Funeral realiza-se sábado em Cabo Verde

O funeral realiza-se no próximo sábado, 18 de Janeiro, na ilha do Fogo.

Este caso deu origem a várias manifestações de solidariedade. No sábado passado, centenas de pessoas, vestidas com t-shirts brancas, juntaram-se em Lisboa e em Bragança para homenagear Giovani Rodrigues. No mesmo dia, na Praia, mais de mil pessoas exigiram justiça. Essa manifestação acabou por ficar descontrolada junto à embaixada portuguesa, com os participantes a derrubarem várias barreiras policiais.
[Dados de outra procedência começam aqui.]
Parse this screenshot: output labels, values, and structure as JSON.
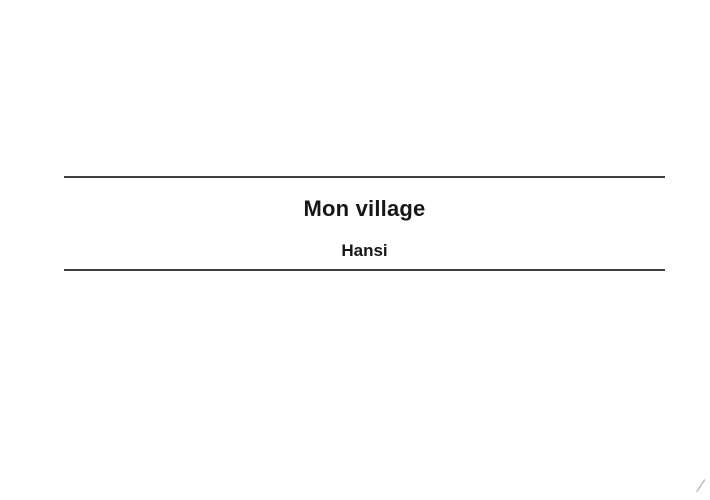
{
  "slide": {
    "title": "Mon village",
    "subtitle": "Hansi",
    "background_color": "#ffffff",
    "text_color": "#171717",
    "rule_color": "#3f3f3f"
  },
  "corner_mark": {
    "icon": "resize-grip-diagonal",
    "color": "#b7bac0"
  }
}
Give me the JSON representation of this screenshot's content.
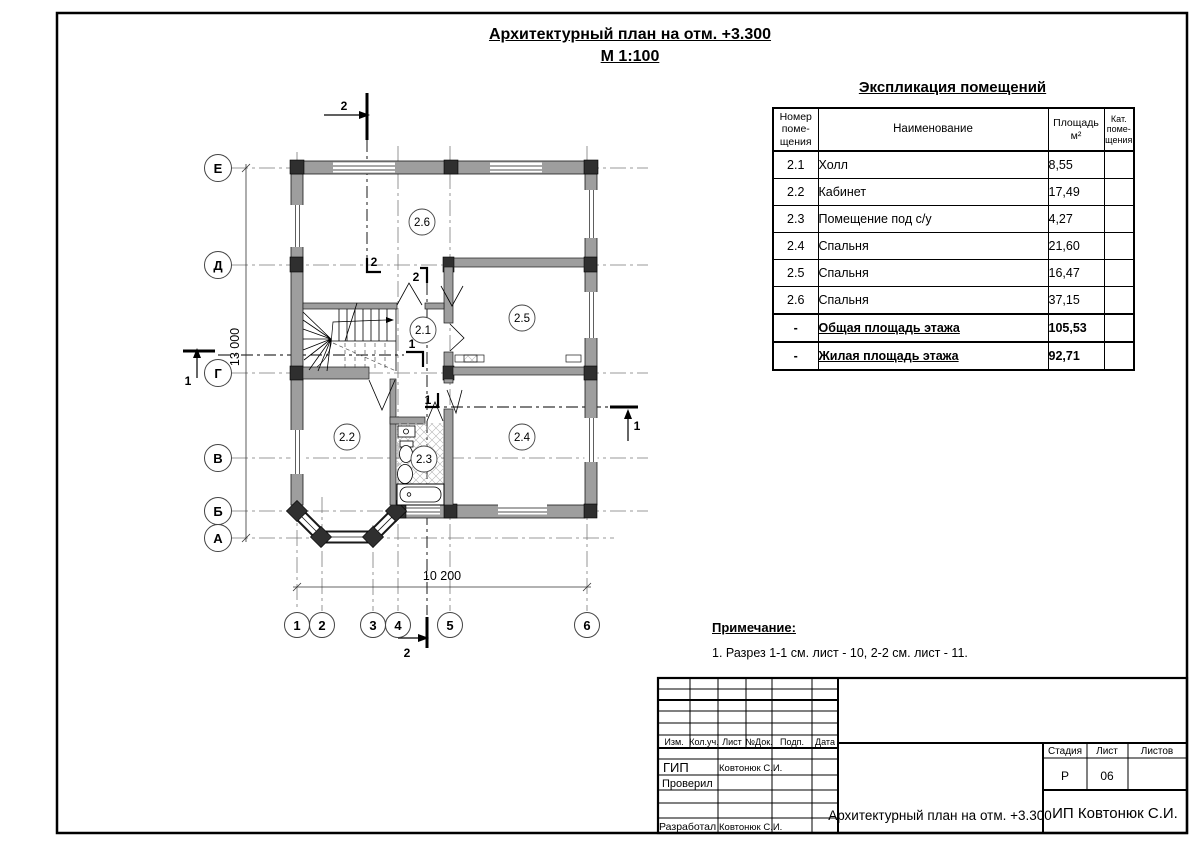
{
  "title": {
    "line1": "Архитектурный план на отм. +3.300",
    "line2": "М 1:100"
  },
  "explication": {
    "title": "Экспликация помещений",
    "headers": {
      "num": "Номер\nпоме-\nщения",
      "name": "Наименование",
      "area": "Площадь\nм²",
      "cat": "Кат.\nпоме-\nщения"
    },
    "rows": [
      {
        "num": "2.1",
        "name": "Холл",
        "area": "8,55",
        "cat": ""
      },
      {
        "num": "2.2",
        "name": "Кабинет",
        "area": "17,49",
        "cat": ""
      },
      {
        "num": "2.3",
        "name": "Помещение под с/у",
        "area": "4,27",
        "cat": ""
      },
      {
        "num": "2.4",
        "name": "Спальня",
        "area": "21,60",
        "cat": ""
      },
      {
        "num": "2.5",
        "name": "Спальня",
        "area": "16,47",
        "cat": ""
      },
      {
        "num": "2.6",
        "name": "Спальня",
        "area": "37,15",
        "cat": ""
      },
      {
        "num": "-",
        "name": "Общая площадь этажа",
        "area": "105,53",
        "cat": ""
      },
      {
        "num": "-",
        "name": "Жилая площадь этажа",
        "area": "92,71",
        "cat": ""
      }
    ]
  },
  "notes": {
    "title": "Примечание:",
    "item1": "1. Разрез 1-1 см. лист - 10, 2-2 см. лист - 11."
  },
  "plan": {
    "axes_left": [
      "Е",
      "Д",
      "Г",
      "В",
      "Б",
      "А"
    ],
    "axes_bottom": [
      "1",
      "2",
      "3",
      "4",
      "5",
      "6"
    ],
    "rooms": [
      "2.1",
      "2.2",
      "2.3",
      "2.4",
      "2.5",
      "2.6"
    ],
    "dim_width": "10 200",
    "dim_height": "13 000",
    "section1": "1",
    "section2": "2"
  },
  "stamp": {
    "header_cols": [
      "Изм.",
      "Кол.уч.",
      "Лист",
      "№Док.",
      "Подп.",
      "Дата"
    ],
    "roles": [
      {
        "label": "ГИП",
        "name": "Ковтонюк С.И."
      },
      {
        "label": "Проверил",
        "name": ""
      },
      {
        "label": "Разработал",
        "name": "Ковтонюк С.И."
      }
    ],
    "stage_label": "Стадия",
    "sheet_label": "Лист",
    "sheets_label": "Листов",
    "stage": "Р",
    "sheet": "06",
    "sheets": "",
    "doc_title": "Архитектурный план на отм. +3.300",
    "org": "ИП Ковтонюк С.И."
  },
  "colors": {
    "wall": "#9e9e9e",
    "column": "#2f2f2f",
    "line": "#000000",
    "axis": "#7a7a7a"
  }
}
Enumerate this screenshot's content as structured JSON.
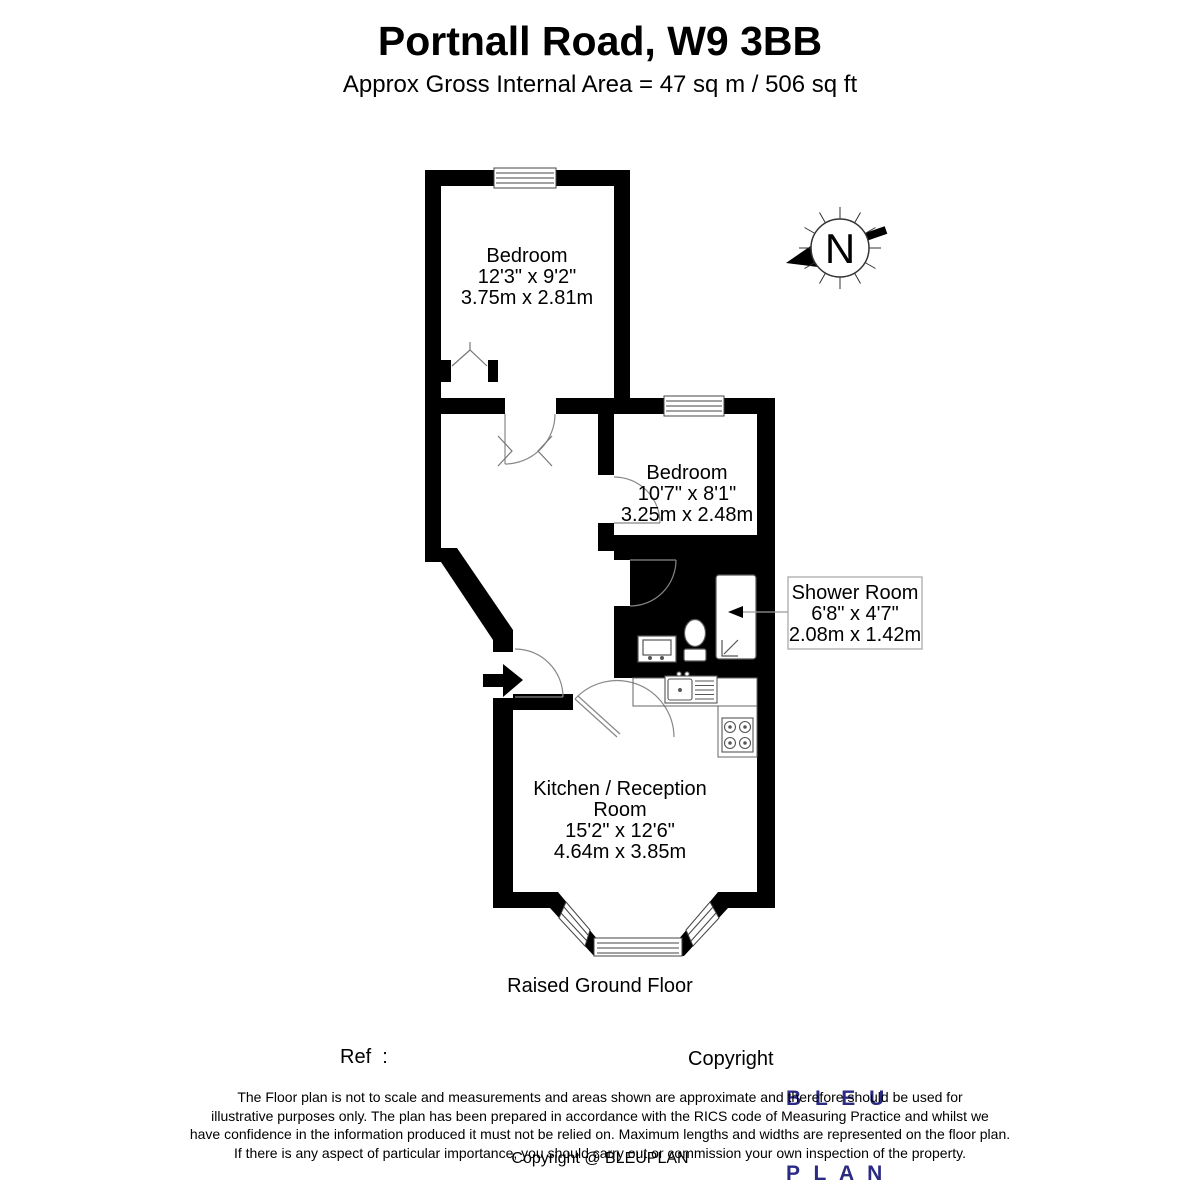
{
  "title": "Portnall Road, W9 3BB",
  "subtitle": "Approx Gross Internal Area = 47 sq m / 506 sq ft",
  "floor_label": "Raised Ground Floor",
  "compass": {
    "north_label": "N"
  },
  "rooms": [
    {
      "name": "Bedroom",
      "imperial": "12'3\" x 9'2\"",
      "metric": "3.75m x 2.81m"
    },
    {
      "name": "Bedroom",
      "imperial": "10'7\" x 8'1\"",
      "metric": "3.25m x 2.48m"
    },
    {
      "name": "Shower Room",
      "imperial": "6'8\" x 4'7\"",
      "metric": "2.08m x 1.42m"
    },
    {
      "name_line1": "Kitchen / Reception",
      "name_line2": "Room",
      "imperial": "15'2\" x 12'6\"",
      "metric": "4.64m x 3.85m"
    }
  ],
  "footer": {
    "ref_label": "Ref  :",
    "copyright_label": "Copyright",
    "logo_line1": "B L E U",
    "logo_line2": "P L A N",
    "logo_color": "#2b2b84",
    "disclaimer_lines": [
      "The Floor plan is not to scale and measurements and areas shown are approximate and therefore should be used for",
      "illustrative purposes only. The plan has been prepared in accordance with the RICS code of Measuring Practice and whilst we",
      "have confidence in the information produced it must not be relied on. Maximum lengths and widths are represented on the floor plan.",
      "If there is any aspect of particular importance, you should carry out or commission your own inspection of the property."
    ],
    "copyright_bottom": "Copyright @ BLEUPLAN"
  }
}
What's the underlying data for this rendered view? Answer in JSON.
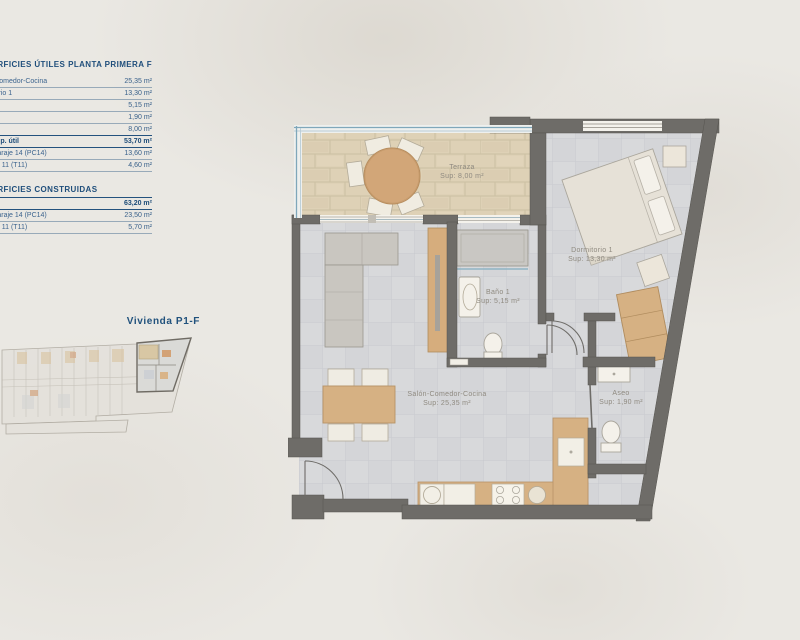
{
  "background": {
    "color": "#eae8e3"
  },
  "colors": {
    "accent_blue": "#1f4e7b",
    "wall_gray": "#6e6c68",
    "wood_tan": "#d6b183",
    "terrace_tile": "#ded1b6",
    "interior_tile": "#d8d9db",
    "glass_blue": "#7fa7ba"
  },
  "spec_table": {
    "header_left": "SUPERFICIES ÚTILES",
    "header_right": "PLANTA PRIMERA F",
    "useful_rows": [
      {
        "label": "Salón-Comedor-Cocina",
        "value": "25,35 m²",
        "bold": false
      },
      {
        "label": "Dormitorio 1",
        "value": "13,30 m²",
        "bold": false
      },
      {
        "label": "Baño 1",
        "value": "5,15 m²",
        "bold": false
      },
      {
        "label": "Aseo",
        "value": "1,90 m²",
        "bold": false
      },
      {
        "label": "Terraza",
        "value": "8,00 m²",
        "bold": false
      },
      {
        "label": "Total sup. útil",
        "value": "53,70 m²",
        "bold": true
      },
      {
        "label": "Plaza garaje 14 (PC14)",
        "value": "13,60 m²",
        "bold": false
      },
      {
        "label": "Trastero 11 (T11)",
        "value": "4,60 m²",
        "bold": false
      }
    ],
    "built_header": "SUPERFICIES CONSTRUIDAS",
    "built_rows": [
      {
        "label": "",
        "value": "63,20 m²",
        "bold": true
      },
      {
        "label": "Plaza garaje 14 (PC14)",
        "value": "23,50 m²",
        "bold": false
      },
      {
        "label": "Trastero 11 (T11)",
        "value": "5,70 m²",
        "bold": false
      }
    ]
  },
  "mini_plan": {
    "label": "Vivienda P1-F"
  },
  "floor_plan": {
    "rooms": [
      {
        "name": "Terraza",
        "area": "Sup: 8,00 m²"
      },
      {
        "name": "Dormitorio 1",
        "area": "Sup: 13,30 m²"
      },
      {
        "name": "Baño 1",
        "area": "Sup: 5,15 m²"
      },
      {
        "name": "Salón-Comedor-Cocina",
        "area": "Sup: 25,35 m²"
      },
      {
        "name": "Aseo",
        "area": "Sup: 1,90 m²"
      }
    ]
  }
}
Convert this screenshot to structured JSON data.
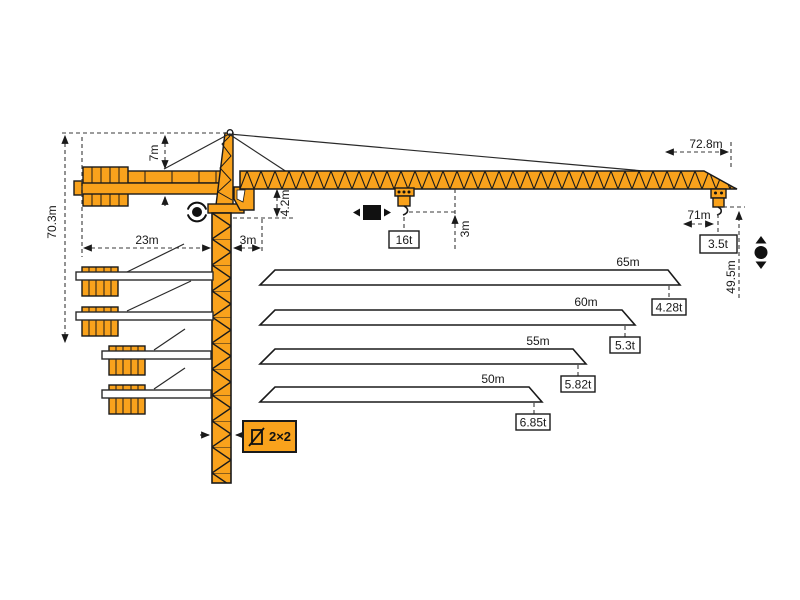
{
  "diagram": {
    "type": "tower-crane-specification-diagram",
    "colors": {
      "crane_orange": "#F9A21C",
      "outline": "#1A1A1A",
      "dimension_line": "#3A3A3A"
    },
    "dimensions": {
      "overall_height": "70.3m",
      "tower_head_height": "7m",
      "counter_jib_length": "23m",
      "slew_offset": "3m",
      "tower_top_height": "4.2m",
      "hook_offset": "3m",
      "max_capacity": "16t",
      "max_radius": "72.8m",
      "tip_hook_radius": "71m",
      "tip_capacity": "3.5t",
      "hook_height": "49.5m"
    },
    "mast_section": {
      "label": "2×2"
    },
    "jib_options": [
      {
        "length": "65m",
        "tip_capacity": "4.28t"
      },
      {
        "length": "60m",
        "tip_capacity": "5.3t"
      },
      {
        "length": "55m",
        "tip_capacity": "5.82t"
      },
      {
        "length": "50m",
        "tip_capacity": "6.85t"
      }
    ],
    "icons": [
      "slewing-icon",
      "trolley-travel-icon",
      "hoisting-icon",
      "mast-section-icon"
    ]
  }
}
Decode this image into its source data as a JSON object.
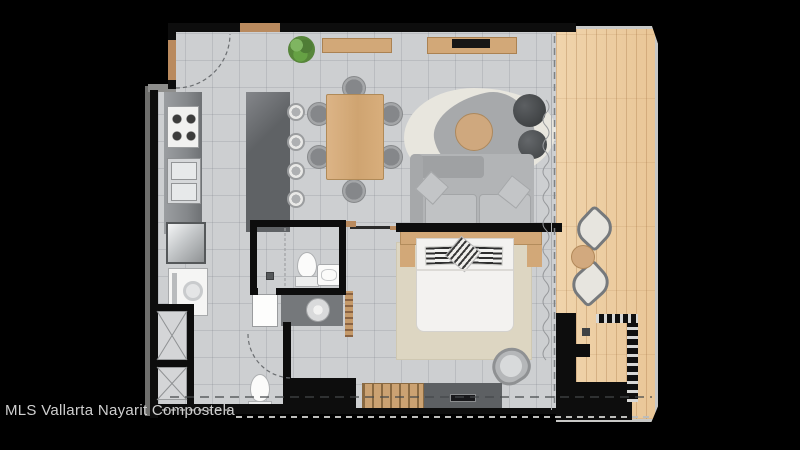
{
  "watermark": {
    "text": "MLS Vallarta Nayarit Compostela"
  },
  "palette": {
    "background": "#000000",
    "wall": "#0d0d0d",
    "floor_tile": "#cdcfd1",
    "deck_wood": "#ecca9e",
    "deck_rail": "#c8c8c6",
    "furniture_wood": "#d2a878",
    "door_wood": "#b98a5e",
    "counter_gray": "#85888b",
    "island_gray": "#5f6265",
    "upholstery_gray": "#b2b4b6",
    "rug_cream": "#e8e6de",
    "rug_blob_gray": "#a7a9ab",
    "rug_beige": "#ddd6c2",
    "bed_white": "#f3f2f0",
    "fixture_white": "#fbfbfa",
    "plant_green": "#5e9440",
    "watermark_color": "#cfcfcf"
  },
  "floorplan": {
    "type": "residential-unit-top-view-render",
    "rooms": [
      {
        "name": "kitchen",
        "items": [
          "stove-cooktop",
          "double-sink",
          "refrigerator",
          "washer",
          "counter",
          "kitchen-island",
          "bar-stool",
          "bar-stool",
          "bar-stool",
          "bar-stool"
        ]
      },
      {
        "name": "dining",
        "items": [
          "dining-table",
          "dining-chair",
          "dining-chair",
          "dining-chair",
          "dining-chair",
          "dining-chair",
          "dining-chair",
          "potted-plant",
          "sideboard"
        ]
      },
      {
        "name": "living",
        "items": [
          "tv-console",
          "tv",
          "area-rug",
          "coffee-table",
          "pouf",
          "pouf",
          "sofa"
        ]
      },
      {
        "name": "bedroom",
        "items": [
          "double-bed",
          "headboard",
          "nightstand",
          "nightstand",
          "rug",
          "accent-chair",
          "wardrobe",
          "dresser",
          "tv"
        ]
      },
      {
        "name": "bathroom",
        "items": [
          "shower",
          "toilet",
          "washbasin",
          "vanity",
          "vessel-sink",
          "door"
        ]
      },
      {
        "name": "powder-room",
        "items": [
          "toilet"
        ]
      },
      {
        "name": "hallway",
        "items": [
          "closet",
          "closet",
          "door-swing",
          "entry-door"
        ]
      },
      {
        "name": "terrace",
        "items": [
          "wood-deck",
          "lounge-chair",
          "lounge-chair",
          "side-table",
          "glass-railing",
          "louver-screen"
        ]
      }
    ]
  }
}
No protesto de sábado, ecoaram as críticas à actuação das autoridades portuguesas. O director da PJ já fez questão de realçar que a Judiciária teve a preocupação de dar “uma palavra de estímulo e conforto” ao pai de Giovani e também ao embaixador de Cabo Verde em Portugal. Face à repercussão deste caso, Luís Neves frisou que Bragança é um território de grande acolhimento, nomeadamente para o povo “irmão” e “amigo” de Cabo Verde, que “é bem-vindo”.